Em declarações em Paris ao programa "As Vozes do Seqüestro", da "Caracol Radio", Betancourt disse que sua família tinha pedido que "pensasse, e estou pensando", sobre participar da marcha.

A marcha de 20 de julho, dia da Independência da Colômbia, foi proposta pela imprensa colombiana e apoiada por vários reféns resgatados, a fim de exigir a libertação de todos os que continuam em poder das Forças Armadas Revolucionárias da Colômbia (Farc), que as autoridades calculam em mais de 700.

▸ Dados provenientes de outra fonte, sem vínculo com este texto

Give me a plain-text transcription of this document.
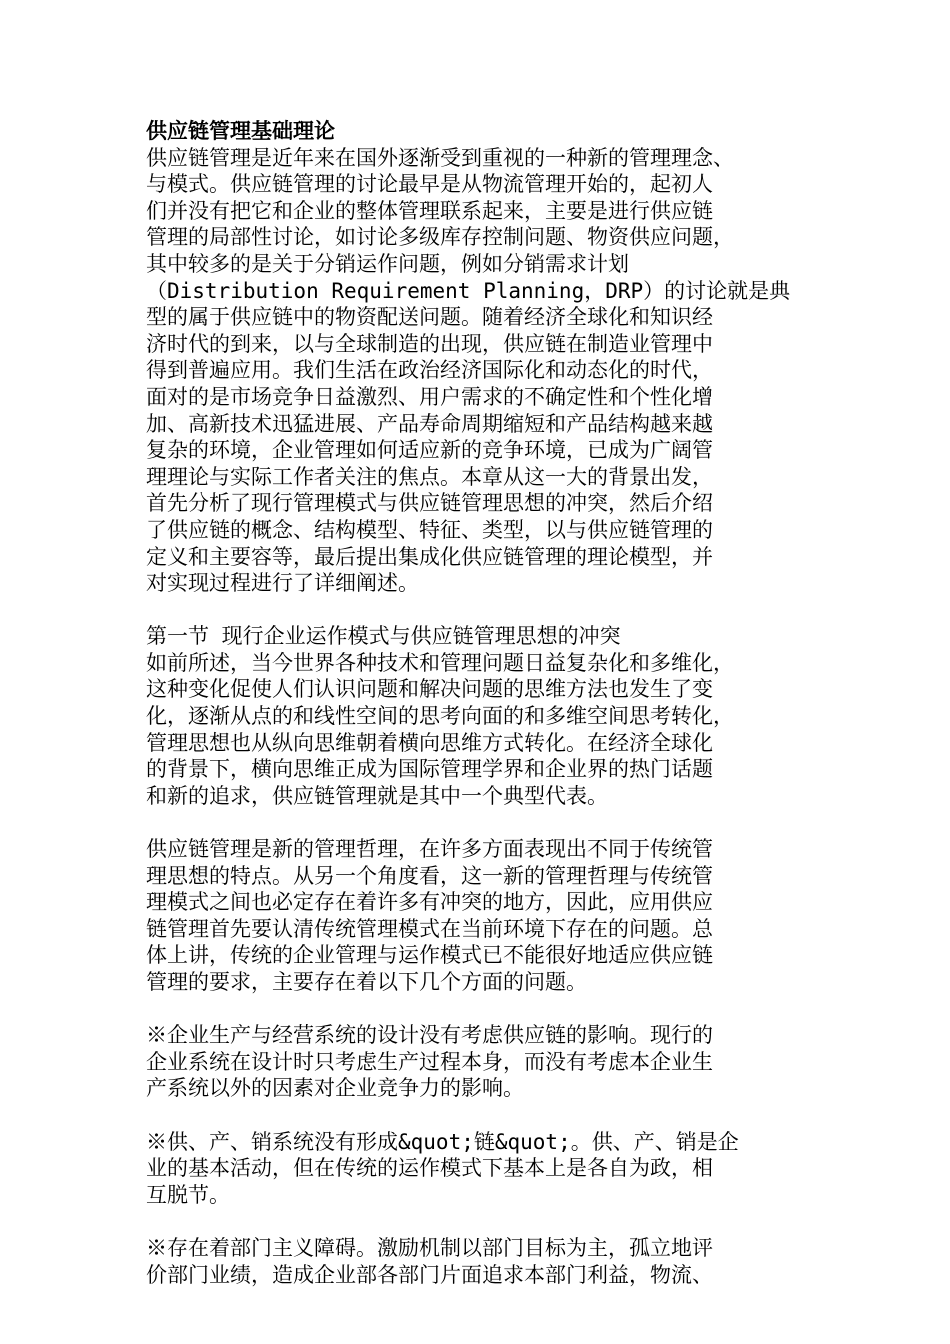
供应链管理基础理论
供应链管理是近年来在国外逐渐受到重视的一种新的管理理念、
与模式。供应链管理的讨论最早是从物流管理开始的，起初人
们并没有把它和企业的整体管理联系起来，主要是进行供应链
管理的局部性讨论，如讨论多级库存控制问题、物资供应问题，
其中较多的是关于分销运作问题，例如分销需求计划
（Distribution Requirement Planning，DRP）的讨论就是典
型的属于供应链中的物资配送问题。随着经济全球化和知识经
济时代的到来，以与全球制造的出现，供应链在制造业管理中
得到普遍应用。我们生活在政治经济国际化和动态化的时代，
面对的是市场竞争日益激烈、用户需求的不确定性和个性化增
加、高新技术迅猛进展、产品寿命周期缩短和产品结构越来越
复杂的环境，企业管理如何适应新的竞争环境，已成为广阔管
理理论与实际工作者关注的焦点。本章从这一大的背景出发，
首先分析了现行管理模式与供应链管理思想的冲突，然后介绍
了供应链的概念、结构模型、特征、类型，以与供应链管理的
定义和主要容等，最后提出集成化供应链管理的理论模型，并
对实现过程进行了详细阐述。
第一节 现行企业运作模式与供应链管理思想的冲突
如前所述，当今世界各种技术和管理问题日益复杂化和多维化，
这种变化促使人们认识问题和解决问题的思维方法也发生了变
化，逐渐从点的和线性空间的思考向面的和多维空间思考转化，
管理思想也从纵向思维朝着横向思维方式转化。在经济全球化
的背景下，横向思维正成为国际管理学界和企业界的热门话题
和新的追求，供应链管理就是其中一个典型代表。
供应链管理是新的管理哲理，在许多方面表现出不同于传统管
理思想的特点。从另一个角度看，这一新的管理哲理与传统管
理模式之间也必定存在着许多有冲突的地方，因此，应用供应
链管理首先要认清传统管理模式在当前环境下存在的问题。总
体上讲，传统的企业管理与运作模式已不能很好地适应供应链
管理的要求，主要存在着以下几个方面的问题。
※企业生产与经营系统的设计没有考虑供应链的影响。现行的
企业系统在设计时只考虑生产过程本身，而没有考虑本企业生
产系统以外的因素对企业竞争力的影响。
※供、产、销系统没有形成&quot;链&quot;。供、产、销是企
业的基本活动，但在传统的运作模式下基本上是各自为政，相
互脱节。
※存在着部门主义障碍。激励机制以部门目标为主，孤立地评
价部门业绩，造成企业部各部门片面追求本部门利益，物流、
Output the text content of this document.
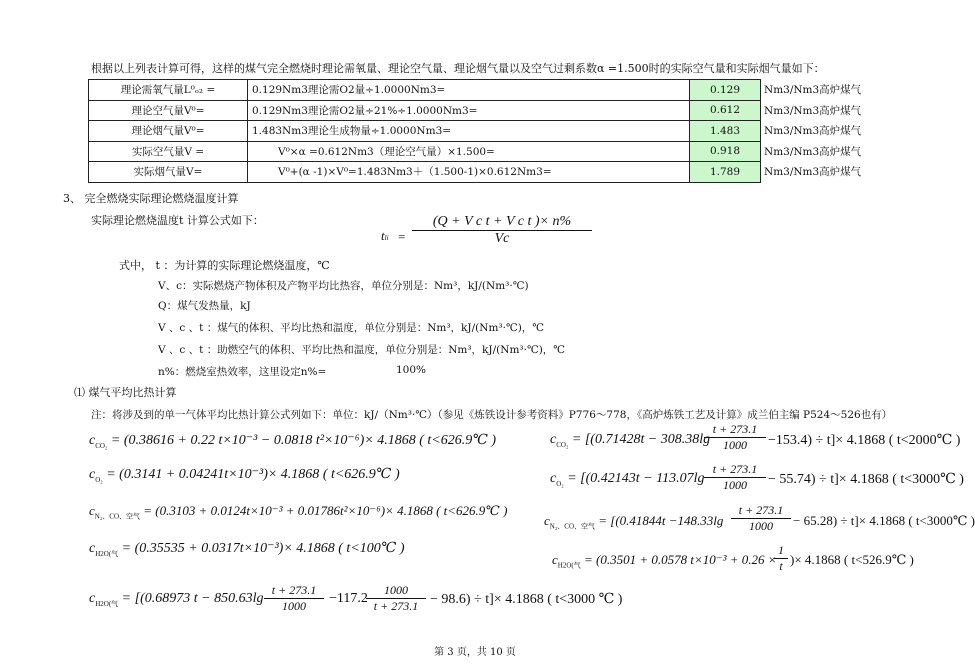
根据以上列表计算可得，这样的煤气完全燃烧时理论需氧量、理论空气量、理论烟气量以及空气过剩系数α =1.500时的实际空气量和实际烟气量如下：
理论需氧气量L⁰ₒ₂ =	0.129Nm3理论需O2量÷1.0000Nm3=	0.129	Nm3/Nm3高炉煤气
理论空气量V⁰=	0.129Nm3理论需O2量÷21%÷1.0000Nm3=	0.612	Nm3/Nm3高炉煤气
理论烟气量V⁰=	1.483Nm3理论生成物量÷1.0000Nm3=	1.483	Nm3/Nm3高炉煤气
实际空气量V =	V⁰×α =0.612Nm3（理论空气量）×1.500=	0.918	Nm3/Nm3高炉煤气
实际烟气量V=	V⁰+(α -1)×V⁰=1.483Nm3＋（1.500-1)×0.612Nm3=	1.789	Nm3/Nm3高炉煤气
3、 完全燃烧实际理论燃烧温度计算
实际理论燃烧温度t 计算公式如下：
tli = $\frac{\text{(Q + V c t + V c t )× n\%}}{Vc}$
式中， t ：为计算的实际理论燃烧温度，℃
V、c：实际燃烧产物体积及产物平均比热容，单位分别是：Nm³，kJ/(Nm³·℃)
Q：煤气发热量，kJ
V 、c 、t ：煤气的体积、平均比热和温度，单位分别是：Nm³，kJ/(Nm³·℃)，℃
V 、c 、t ：助燃空气的体积、平均比热和温度，单位分别是：Nm³，kJ/(Nm³·℃)，℃
n%：燃烧室热效率，这里设定n%=	100%
⑴ 煤气平均比热计算
注：将涉及到的单一气体平均比热计算公式列如下：单位：kJ/（Nm³·℃）（参见《炼铁设计参考资料》P776～778，《高炉炼铁工艺及计算》成兰伯主编 P524～526也有）
$c_{CO_2} = (0.38616 + 0.22$ t×10⁻³ − 0.0818 t²×10⁻⁶)× 4.1868 ( t<626.9℃ )
$c_{O_2} = (0.3141 + 0.04241t\times 10^{-3})\times 4.1868$ ( t<626.9℃ )
$c_{N_2、CO、空气} = (0.3103 + 0.0124t\times 10^{-3} + 0.01786t^2\times 10^{-6})\times 4.1868$ ( t<626.9℃ )
$c_{H2O(气} = (0.35535 + 0.0317t\times 10^{-3})\times 4.1868$ ( t<100℃ )
$c_{H2O(气} = [(0.68973$ $t - 850.63\lg \frac{t + 273.1}{1000} -117.2$
$\frac{1000}{t + 273.1} - 98.6) \div t]\times 4.1868$ ( t<3000 ℃ )
$c_{CO_2} = [(0.71428t - 308.38\lg$
$\frac{t + 273.1}{1000} -153.4) \div t]\times 4.1868$ ( t<2000℃ )
$c_{O_2} = [(0.42143t - 113.07\lg \frac{t + 273.1}{1000} - 55.74) \div t]\times 4.1868$ ( t<3000℃ )
$c_{N_2、CO、空气} = [(0.41844t -148.33\lg \frac{t + 273.1}{1000} - 65.28) \div t]\times 4.1868$ ( t<3000℃ )
$c_{H2O(气} = (0.3501 + 0.0578$ t×10⁻³ + 0.26 ×
$\frac{1}{t}$ )× 4.1868 ( t<526.9℃ )
第 3 页，共 10 页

"Se é preciso estar aqui em 20 de julho para uma marcha para conseguir as libertações unilaterais dos outros seqüestrados, contem comigo como mais um soldado, sou um soldado desta causa e aí estarei", tinha declarado há três dias a ex-candidata presidencial colombiana, em entrevista.

Hoje, Betancourt disse que seus parentes tinham dito que "não queriam que, quando conseguimos estar juntos, de repente haja um atentado e finalmente tudo o que estávamos tocando com as mãos voasse em pedaços, que pensasse, e estou pensando".

O programa "As Vozes do Seqüestro" transmite todos os fins-de-semana mensagens de apoio dos parentes aos seqüestrados, e era um espaço que Betancourt disse ter ouvido durante seus seis anos de cativeiro.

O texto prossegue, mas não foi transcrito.